Krisis Pekerja Landa Perkebunan Sawit di Malaysia

Krisis Pekerja Landa Perkebunan Sawit di Malaysia

Ilustrasi. (Foto: ist)

Kuala Lumpur - Perusahaan perkebunan kelapa sawit di Malaysia menghadapi krisis kekurangan pekerja di tengah tingginya harga sawit dunia. Produksi sawit merosot ke level terendah lima tahun pada tahun 2021.

Output di negara produsen terbesar, Indonesia, juga menurun. Perkembangan ini penting untuk inflasi pangan global karena kedua negara menyumbang lebih dari 80 persen pasokan global dan konsumsi minyak nabati untuk segala hal, mulai dari makanan hingga sabun dan bahan bakar sedang meningkat.

“Jumlah minyak sawit yang tersedia di pasar tetap dan tidak meningkat banyak,” kata Julian Conway McGill, kepala perusahaan konsultan LMC International di Asia Tenggara dilansir Bloomberg, Kamis (27/1/2022).

Harga minyak sawit berfluktuasi karena investor mempertimbangkan permintaan minyak tropis yang lebih lemah dibandingkan dengan pasokan yang sempit di tengah masalah cuaca dan tenaga kerja di Malaysia.

Bekerja di kebun sawit tidak disukai warga Malaysia karena dianggap kotor, berbahaya dan sulit.
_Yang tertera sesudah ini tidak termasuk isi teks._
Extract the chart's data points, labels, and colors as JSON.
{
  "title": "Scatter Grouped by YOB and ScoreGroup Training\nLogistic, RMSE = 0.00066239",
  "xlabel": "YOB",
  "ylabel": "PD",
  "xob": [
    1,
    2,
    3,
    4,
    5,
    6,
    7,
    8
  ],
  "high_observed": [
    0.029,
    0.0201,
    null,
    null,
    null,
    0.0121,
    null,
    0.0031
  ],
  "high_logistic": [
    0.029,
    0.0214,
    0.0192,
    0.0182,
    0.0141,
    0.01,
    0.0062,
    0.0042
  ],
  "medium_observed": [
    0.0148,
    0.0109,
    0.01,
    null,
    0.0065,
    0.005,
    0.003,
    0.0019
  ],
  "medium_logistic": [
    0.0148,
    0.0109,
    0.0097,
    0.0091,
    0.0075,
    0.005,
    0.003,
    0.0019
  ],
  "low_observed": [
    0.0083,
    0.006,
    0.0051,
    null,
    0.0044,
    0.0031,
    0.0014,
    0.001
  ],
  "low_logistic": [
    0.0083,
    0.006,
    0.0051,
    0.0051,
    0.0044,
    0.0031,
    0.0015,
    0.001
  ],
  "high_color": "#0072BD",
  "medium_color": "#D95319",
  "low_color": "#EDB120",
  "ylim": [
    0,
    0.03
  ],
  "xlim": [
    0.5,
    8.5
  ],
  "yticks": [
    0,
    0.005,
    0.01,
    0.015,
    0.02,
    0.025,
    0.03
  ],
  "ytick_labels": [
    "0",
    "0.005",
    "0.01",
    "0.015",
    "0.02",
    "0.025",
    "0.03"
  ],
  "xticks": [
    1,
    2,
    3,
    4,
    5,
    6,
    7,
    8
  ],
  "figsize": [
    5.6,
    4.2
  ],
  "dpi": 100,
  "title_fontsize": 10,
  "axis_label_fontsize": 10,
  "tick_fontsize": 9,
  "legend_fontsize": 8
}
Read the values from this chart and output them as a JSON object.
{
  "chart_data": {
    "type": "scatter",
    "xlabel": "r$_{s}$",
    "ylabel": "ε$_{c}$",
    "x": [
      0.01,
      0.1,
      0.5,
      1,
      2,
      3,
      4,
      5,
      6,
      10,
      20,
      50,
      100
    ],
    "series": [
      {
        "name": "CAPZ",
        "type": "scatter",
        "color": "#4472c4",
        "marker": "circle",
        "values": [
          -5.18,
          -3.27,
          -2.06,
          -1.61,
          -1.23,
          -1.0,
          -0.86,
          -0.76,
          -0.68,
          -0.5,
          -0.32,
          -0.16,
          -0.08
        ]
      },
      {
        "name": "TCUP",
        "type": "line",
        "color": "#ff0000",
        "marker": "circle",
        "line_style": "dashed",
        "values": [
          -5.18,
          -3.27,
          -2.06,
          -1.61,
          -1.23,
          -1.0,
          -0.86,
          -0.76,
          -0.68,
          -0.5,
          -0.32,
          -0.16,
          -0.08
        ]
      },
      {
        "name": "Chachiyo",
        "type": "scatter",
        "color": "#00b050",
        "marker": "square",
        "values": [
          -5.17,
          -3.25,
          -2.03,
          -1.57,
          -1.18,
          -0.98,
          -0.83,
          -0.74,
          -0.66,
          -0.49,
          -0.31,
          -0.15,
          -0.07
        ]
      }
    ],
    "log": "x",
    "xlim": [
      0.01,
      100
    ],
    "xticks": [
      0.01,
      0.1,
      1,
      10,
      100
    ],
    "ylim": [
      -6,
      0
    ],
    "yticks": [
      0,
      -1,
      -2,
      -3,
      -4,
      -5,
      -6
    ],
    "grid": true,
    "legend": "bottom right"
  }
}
Alhasil, 85 persen dari tenaga kerja di sektor sawit merupakan pekerja asing.

Perusahaan perkebunan telah menghadapi penurunan pasokan tenaga kerja selama beberapa tahun karena sebagian besar dari mereka, yang juga orang Indonesia, memilih untuk kembali ke negara mereka.

"Di Malaysia, ada masalah citra dalam hal tenaga kerja manual dan pekerjaan pertanian," kata McGill saat dihubungi.
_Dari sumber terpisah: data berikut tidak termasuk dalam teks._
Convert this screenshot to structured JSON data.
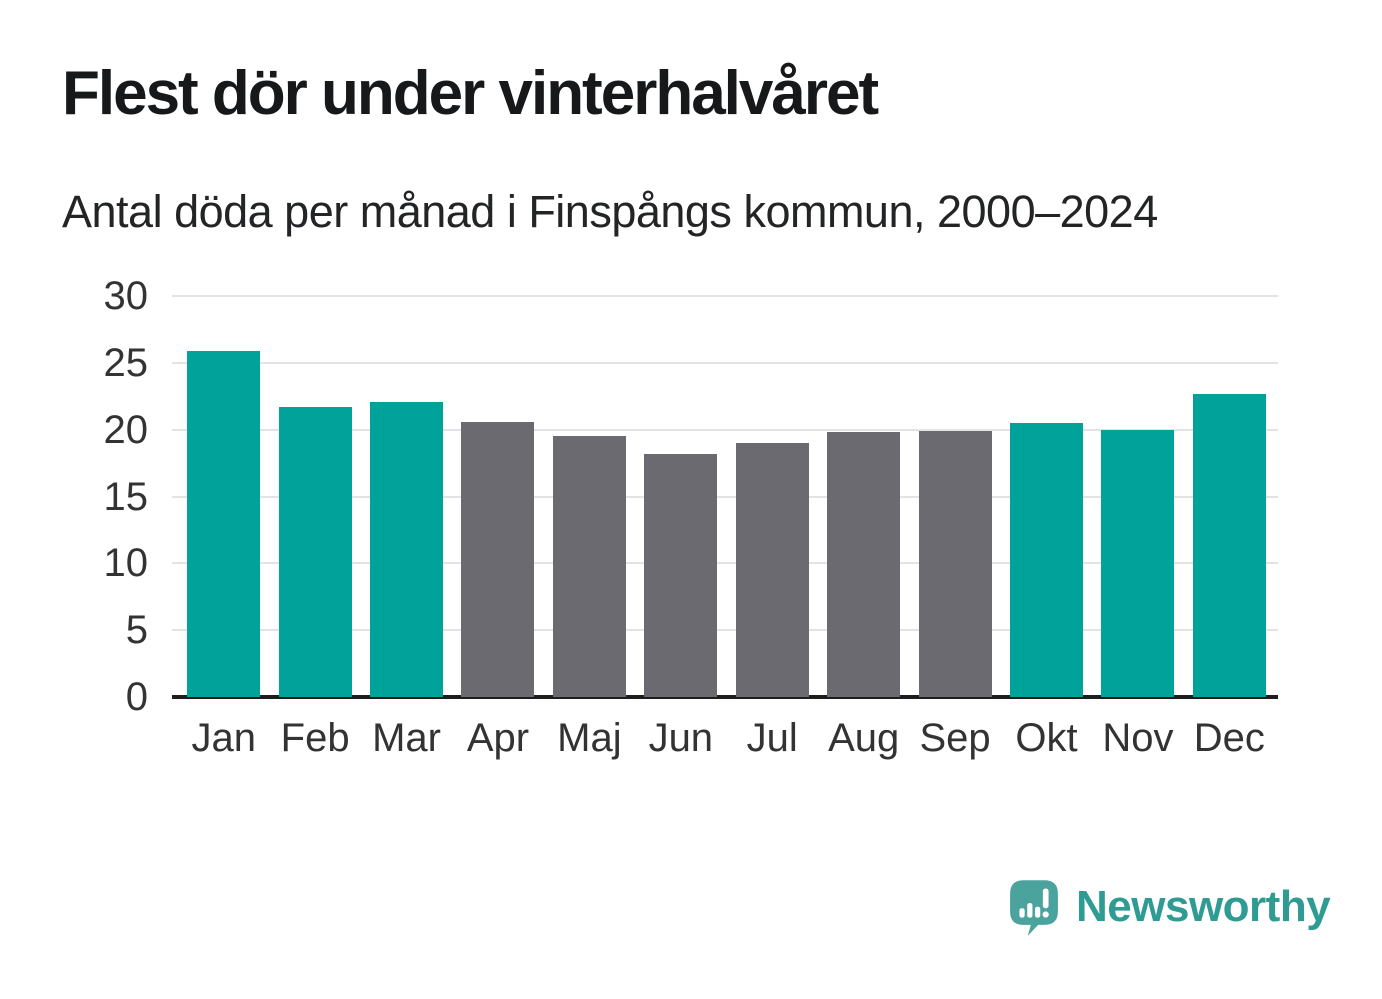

Kekurangan tenaga kerja diperburuk ketika pandemi menutup perbatasan dan pemerintah memperpanjang pembekuan perekrutan pekerja asing, sehingga menutup akses ke pekerja baru.

Produksi tandan buah segar turun ke level terendah dalam tiga dekade tahun lalu, menghasilkan produksi terendah sejak 2016.

"Pandemi membuka mata kami," kata CEO Asosiasi Minyak Sawit Malaysia (MPOA) Datuk Mohamad Nageeb Wahab.

MPOA mewakili 40 persen perkebunan kelapa sawit di Malaysia.

“Selama dua tahun terakhir tidak ada pembantu rumah tangga. Kami bisa terus bertahan hanya karena harganya sangat bagus.”

Stok minyak sawit di Malaysia mencatat penurunan mengejutkan hingga akhir Mei ketika produksi turun untuk pertama kalinya dalam empat bulan.

Tanpa pekerja yang cukup, perusahaan perkebunan harus mengurangi siklus panen dan membiarkan buah yang matang dan rusak di pohon.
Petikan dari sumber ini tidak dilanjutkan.